Gli abruzzesi in particolare, così simili ai loro progenitori Mar-Sicani alteri e silenziosi, sono il prodotto etnico di un mistero legato alle catastrofi creatrici della terra italica. Sono i discendenti delle Primavere sacre preistoriche, riti di passaggio all'età adulta e d'ingresso nelle tribù di giovani civilizzatori in partenza dalla casa paterna verso nuove terre. L'Italia nasce così, nasce con lo sciame di antiche tribù pastorali e montanare partite in primavera dalla Sabina (ombelico d'Italia) per fondare nuove città-famiglia, sotto la protezione dei Numi primigeni rappresentati sotto forma di animale totemico. I Marsi hanno l'orso, ancora simbolo della regione abruzzese, i Piceni il picchio (picus), gli Hirpini il lupo e così via. Questi sciami primaverili erano dovuti all'esigenza di regolare il sovrappopolamento, ma nell'essenza erano centrati su un ricordo lontanissimo. Il ricordo di quando gli aborigeni italici diventarono ab-errigeni, cioè coloro che errano per salvarsi dalla mano fatale abbattutasi ieri a L'Aquila. Le grandi migrazioni mediterranee verso oriente dei civilizzatori italici – come un volo d'api destinate a novelli alveari, o come i semi del grande fallo disegnato dai vulcanologi – e i grandi ritorni esemplificati dal racconto degli eroi omerici sbarcati sulle nostre coste ci ricordano un destino nazionale di fuoco. A primavera il mito originario si ripete come rito festoso o si riattualizza con le fattezze di una nuova catastrofe. Da sempre.
A proposito di simboli e segni parlanti.
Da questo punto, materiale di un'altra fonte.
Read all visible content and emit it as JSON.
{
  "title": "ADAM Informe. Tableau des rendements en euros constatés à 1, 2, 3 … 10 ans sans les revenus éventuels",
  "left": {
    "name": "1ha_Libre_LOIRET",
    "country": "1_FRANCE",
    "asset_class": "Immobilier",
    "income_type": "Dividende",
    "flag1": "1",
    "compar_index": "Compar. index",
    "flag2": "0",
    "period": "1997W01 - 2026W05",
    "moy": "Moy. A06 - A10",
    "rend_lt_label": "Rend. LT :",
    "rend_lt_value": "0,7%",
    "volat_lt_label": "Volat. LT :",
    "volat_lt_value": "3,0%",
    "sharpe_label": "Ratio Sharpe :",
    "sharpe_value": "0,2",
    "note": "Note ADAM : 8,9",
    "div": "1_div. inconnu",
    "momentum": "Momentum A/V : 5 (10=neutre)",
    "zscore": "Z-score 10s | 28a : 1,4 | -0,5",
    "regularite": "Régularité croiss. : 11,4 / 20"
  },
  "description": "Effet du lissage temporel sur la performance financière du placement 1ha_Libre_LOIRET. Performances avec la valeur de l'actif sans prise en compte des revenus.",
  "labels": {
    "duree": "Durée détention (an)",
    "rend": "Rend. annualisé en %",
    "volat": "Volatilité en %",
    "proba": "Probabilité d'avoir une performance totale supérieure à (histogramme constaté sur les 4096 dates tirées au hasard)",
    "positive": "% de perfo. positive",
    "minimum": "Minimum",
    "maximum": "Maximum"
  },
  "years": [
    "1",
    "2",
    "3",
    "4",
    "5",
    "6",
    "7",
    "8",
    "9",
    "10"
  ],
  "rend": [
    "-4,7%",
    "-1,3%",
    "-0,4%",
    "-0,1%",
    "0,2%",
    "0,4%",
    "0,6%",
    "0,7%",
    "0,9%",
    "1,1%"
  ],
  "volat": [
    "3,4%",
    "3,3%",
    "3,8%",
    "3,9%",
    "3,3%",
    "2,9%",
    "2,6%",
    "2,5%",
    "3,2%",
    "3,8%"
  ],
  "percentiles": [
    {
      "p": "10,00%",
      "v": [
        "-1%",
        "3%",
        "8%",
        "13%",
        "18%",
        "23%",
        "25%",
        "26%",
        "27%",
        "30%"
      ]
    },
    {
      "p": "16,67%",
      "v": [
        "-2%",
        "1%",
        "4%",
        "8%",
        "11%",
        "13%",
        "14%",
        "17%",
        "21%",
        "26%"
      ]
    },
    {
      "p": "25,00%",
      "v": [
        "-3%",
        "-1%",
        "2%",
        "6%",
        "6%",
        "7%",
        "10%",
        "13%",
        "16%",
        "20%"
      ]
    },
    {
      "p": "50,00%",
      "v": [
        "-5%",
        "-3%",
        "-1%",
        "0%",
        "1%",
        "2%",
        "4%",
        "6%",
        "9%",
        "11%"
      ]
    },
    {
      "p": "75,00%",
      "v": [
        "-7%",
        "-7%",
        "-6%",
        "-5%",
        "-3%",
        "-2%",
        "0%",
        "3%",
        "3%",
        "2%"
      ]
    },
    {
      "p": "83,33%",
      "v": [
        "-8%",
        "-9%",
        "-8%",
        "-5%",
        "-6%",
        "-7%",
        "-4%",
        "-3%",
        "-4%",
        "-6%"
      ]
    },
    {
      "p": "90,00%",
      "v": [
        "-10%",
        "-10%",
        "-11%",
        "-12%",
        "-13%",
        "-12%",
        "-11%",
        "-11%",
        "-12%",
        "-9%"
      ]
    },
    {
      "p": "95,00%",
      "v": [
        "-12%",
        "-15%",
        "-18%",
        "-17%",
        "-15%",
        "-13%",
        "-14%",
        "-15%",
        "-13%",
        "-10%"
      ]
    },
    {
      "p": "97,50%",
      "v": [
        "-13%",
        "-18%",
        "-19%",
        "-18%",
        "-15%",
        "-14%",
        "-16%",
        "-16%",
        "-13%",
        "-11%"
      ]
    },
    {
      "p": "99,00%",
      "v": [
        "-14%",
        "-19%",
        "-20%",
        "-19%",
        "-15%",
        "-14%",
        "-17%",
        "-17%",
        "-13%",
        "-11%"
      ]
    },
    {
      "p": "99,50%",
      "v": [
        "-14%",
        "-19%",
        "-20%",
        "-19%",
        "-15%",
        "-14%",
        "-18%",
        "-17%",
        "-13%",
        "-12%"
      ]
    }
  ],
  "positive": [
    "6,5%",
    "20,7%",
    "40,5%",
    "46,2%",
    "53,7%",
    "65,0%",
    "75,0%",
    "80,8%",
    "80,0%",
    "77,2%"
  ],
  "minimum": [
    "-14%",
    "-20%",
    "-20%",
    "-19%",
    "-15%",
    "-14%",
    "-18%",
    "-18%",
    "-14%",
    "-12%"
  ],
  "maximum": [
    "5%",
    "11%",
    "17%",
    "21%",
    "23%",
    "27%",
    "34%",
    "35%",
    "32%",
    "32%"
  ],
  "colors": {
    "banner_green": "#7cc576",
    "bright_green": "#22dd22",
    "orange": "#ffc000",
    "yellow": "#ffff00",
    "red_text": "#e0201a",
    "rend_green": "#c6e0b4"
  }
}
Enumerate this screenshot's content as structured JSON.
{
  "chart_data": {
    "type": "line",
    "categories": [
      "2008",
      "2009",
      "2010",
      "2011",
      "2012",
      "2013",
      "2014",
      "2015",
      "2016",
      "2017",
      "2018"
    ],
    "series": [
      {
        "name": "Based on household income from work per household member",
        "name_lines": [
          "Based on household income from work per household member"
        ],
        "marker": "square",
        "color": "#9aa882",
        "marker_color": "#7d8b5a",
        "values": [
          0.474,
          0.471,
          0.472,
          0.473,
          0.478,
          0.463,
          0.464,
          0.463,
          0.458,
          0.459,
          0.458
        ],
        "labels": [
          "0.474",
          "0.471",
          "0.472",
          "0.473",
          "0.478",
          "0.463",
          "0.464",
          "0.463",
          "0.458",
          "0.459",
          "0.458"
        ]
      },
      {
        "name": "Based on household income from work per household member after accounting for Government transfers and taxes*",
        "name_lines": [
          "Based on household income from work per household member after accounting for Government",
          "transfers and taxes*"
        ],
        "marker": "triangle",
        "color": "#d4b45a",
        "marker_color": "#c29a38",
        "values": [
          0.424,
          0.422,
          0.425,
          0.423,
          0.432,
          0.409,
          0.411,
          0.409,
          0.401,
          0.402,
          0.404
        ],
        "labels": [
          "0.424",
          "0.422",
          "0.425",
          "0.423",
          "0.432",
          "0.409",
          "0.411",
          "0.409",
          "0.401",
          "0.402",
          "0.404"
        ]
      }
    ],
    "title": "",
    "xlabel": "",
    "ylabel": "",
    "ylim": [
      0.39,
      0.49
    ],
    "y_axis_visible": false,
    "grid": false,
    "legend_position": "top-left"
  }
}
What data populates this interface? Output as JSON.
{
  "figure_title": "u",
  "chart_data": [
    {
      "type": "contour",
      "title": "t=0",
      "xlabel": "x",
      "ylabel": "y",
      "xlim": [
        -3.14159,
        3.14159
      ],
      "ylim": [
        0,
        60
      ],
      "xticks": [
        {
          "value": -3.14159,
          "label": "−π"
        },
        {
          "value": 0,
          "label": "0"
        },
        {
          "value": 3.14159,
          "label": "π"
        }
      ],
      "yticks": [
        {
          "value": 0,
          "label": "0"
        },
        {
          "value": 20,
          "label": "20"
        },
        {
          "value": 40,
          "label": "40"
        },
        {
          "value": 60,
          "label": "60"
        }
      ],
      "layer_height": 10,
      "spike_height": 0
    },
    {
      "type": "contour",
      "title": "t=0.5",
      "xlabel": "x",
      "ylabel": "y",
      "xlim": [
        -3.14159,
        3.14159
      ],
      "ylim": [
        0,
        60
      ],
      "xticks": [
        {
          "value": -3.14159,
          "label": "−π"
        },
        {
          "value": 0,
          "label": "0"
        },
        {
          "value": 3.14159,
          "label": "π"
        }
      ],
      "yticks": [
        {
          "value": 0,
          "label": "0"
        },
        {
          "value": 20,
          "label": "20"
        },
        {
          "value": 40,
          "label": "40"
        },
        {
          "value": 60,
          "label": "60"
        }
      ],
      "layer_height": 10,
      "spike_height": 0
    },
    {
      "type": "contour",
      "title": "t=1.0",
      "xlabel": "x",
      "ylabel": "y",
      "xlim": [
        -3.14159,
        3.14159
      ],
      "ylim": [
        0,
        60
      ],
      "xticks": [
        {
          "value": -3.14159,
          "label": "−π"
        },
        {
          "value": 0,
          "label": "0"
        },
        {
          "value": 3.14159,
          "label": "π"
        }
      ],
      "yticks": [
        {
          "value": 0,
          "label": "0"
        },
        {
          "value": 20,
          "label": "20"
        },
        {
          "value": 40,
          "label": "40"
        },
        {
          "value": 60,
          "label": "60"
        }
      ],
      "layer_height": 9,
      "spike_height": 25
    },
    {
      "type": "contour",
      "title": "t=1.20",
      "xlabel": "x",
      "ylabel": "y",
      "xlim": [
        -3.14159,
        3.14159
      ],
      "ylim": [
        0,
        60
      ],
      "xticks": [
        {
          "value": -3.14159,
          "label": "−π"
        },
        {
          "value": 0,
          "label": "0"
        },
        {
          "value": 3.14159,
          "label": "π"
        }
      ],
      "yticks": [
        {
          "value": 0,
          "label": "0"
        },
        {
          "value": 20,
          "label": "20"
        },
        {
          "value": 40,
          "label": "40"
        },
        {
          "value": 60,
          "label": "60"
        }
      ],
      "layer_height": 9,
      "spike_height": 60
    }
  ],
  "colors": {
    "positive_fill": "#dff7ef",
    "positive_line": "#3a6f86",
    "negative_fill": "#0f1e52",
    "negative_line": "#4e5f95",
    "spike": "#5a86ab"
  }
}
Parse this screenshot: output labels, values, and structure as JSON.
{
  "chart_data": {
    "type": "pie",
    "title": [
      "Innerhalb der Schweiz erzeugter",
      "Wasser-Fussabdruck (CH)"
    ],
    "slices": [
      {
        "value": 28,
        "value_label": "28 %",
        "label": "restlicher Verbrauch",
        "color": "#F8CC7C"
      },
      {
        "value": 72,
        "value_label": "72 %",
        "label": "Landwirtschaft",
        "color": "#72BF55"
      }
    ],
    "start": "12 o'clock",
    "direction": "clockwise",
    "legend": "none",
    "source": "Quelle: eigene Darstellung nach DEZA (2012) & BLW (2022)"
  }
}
L'Aquila è città regale fin dal nome che evoca l'uccello giovio, città sveva e romana. Il paese che più ha pagato la scossa del drago è la vicina Paganica. Un amico gentile ci ricorda che fra le diverse ipotesi degli storici sulle origini di Paganica ce n'è una fondata sul rinvenimento nell'agro paganichese di un'iscrizione votiva offerta per placare un nume: “JOVI PAGANICO SACRUM”. Sacro al Giove paganico, supremo dio del villaggio (pagus). Quasi che gli antichi conoscessero un segreto di vita e di morte collegato alla necessità di venerare la causa della propria incombente sciagura. Notevole anche che un ricercatore, giorni fa, avesse previsto l'evento infausto rilevando la concentrazione di un gas vulcanico sotterraneo chiamato radon non lontano dalle zone oggi ridotte a macerie. Il caso non esiste e il radon è lo stesso gas inalato dalla Sibilla di Delfi che vaticina trionfi e cadute, migrazioni e ritorni, per conto di Apollo (prima di lei se ne incaricavano Gea e Themis, figure della Terra).
Sempre il radon è il complemento dell'oracolo stanziato sopra Terracina, nel Lazio, dov'è il santuario di un Giove fanciullo molto simile al Giove/Vulcano laziale del Monte Cavo le cui pendici ancora sono percorse dal medesimo soffio. Cosa ci dice tutto questo? Certo meno di quanto gli antichi potevano percepire, mentre costruivano leggende e consuetudini millenarie interpretando la manifestazione di forze divine, avvolgendole in metafore accessibili, se pure mai esaurite dalla lettera. Oggi nel cataclisma abruzzese, non il primo né l'ultimo, rileggiamo la filogenesi dell'Italia e la fierezza del suo ricostruirsi. I Marsi abruzzesi, al riguardo, sono campioni di muscolatura e volontà. La loro Primavera sacra non finisce qui.